Running stock Android means that there's no bloat built into the One Action, and in fact, just about every app installed on the device fits on one screen in the app drawer. However, Motorola did bundle one very useful app: Moto Actions. Motorola phones are known for their wide array of supported gestures, and being part of Android One doesn't preclude the One Action from that. These gestures have been around since the original Moto X in 2013, and they're a key to how Motorola differentiates itself. 

screenshot moto actions display motorola one action
Left: Gesture Navigation, Right: Moto Display

Camera Interface

Lastly, let's look at the camera UI, which is a pretty no-frills affair. In the settings, you can set the capture resolution for both still photos and videos. For still photos, aspect ratios include 21:9, 16:9, and 4:3, with the full-sized images being 4:3 with a resolution of 4096x3072, which works out to just over 12 megapixels.
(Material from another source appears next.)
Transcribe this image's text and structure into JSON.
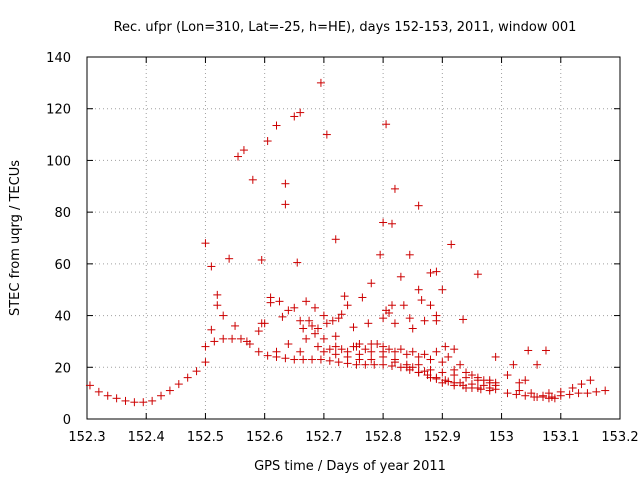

Everything else is a factor of the native resolution with the width always holding at 4096. 

For video on the traditional camera, 720p HD, 1080p Full HD, and 2160p Ultra HD resolutions are supported in either 16:9 or 21:9 aspect ratios on the traditional camera. Unfortunately, only 16:9 1080p can capture at 60 frames per second, which is a small disappointment. We had hoped that the Action Camera would be able to capture 120 frames per second, since that's the same number of pixels as 4K at 30 fps. Having either slow-motion videos or very high frame rate video at normal speed would have been nice additions for such a low-cost device, but it was not meant to be. 

screenshot camera options motorola one action
Camera Options on the Motorola One Action

The Action Camera is limited to either 16:9 or 21:9 Full HD, but at least 60 fps is still an option for 16:9 videos. The wide angle lens has a full 117 degrees of horizontal view, which captures a large area without having to stand back really far from the action, much like a GoPro without having to hang on to a separate camera. This camera also has a magic trick: videos are always in landscape orientation with this camera regardless of how we hold the phone. The software accomplishes this by cropping the square 16 megapixel sensor differently depending on the phone's orientation when recording begins. We'd love to see this on more phones, actually. It's a simple yet useful feature. 
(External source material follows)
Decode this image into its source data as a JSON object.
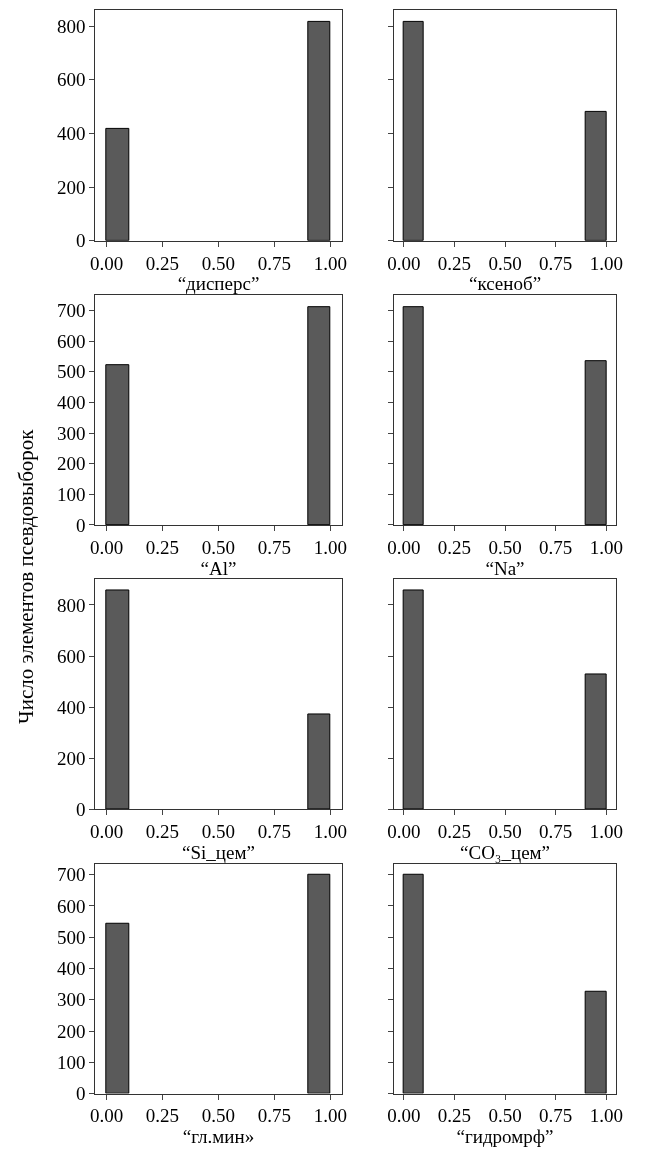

screenshot uncropped action camera motorola one action
Action Camera in vertical orientation

When holding the phone horizontally, the Action Camera's video fills the screen, so it's easy to see what the sensor picked up. When holding the phone vertically, however, the on-screen video was kind of tiny. For its intended use of strapping the camera to yourself or something else and capturing video as you do other things, this is not a problem whatsoever. More often than not, the Action Camera's target audience is too busy doing whatever it is they're recording to look at the screen, anyway.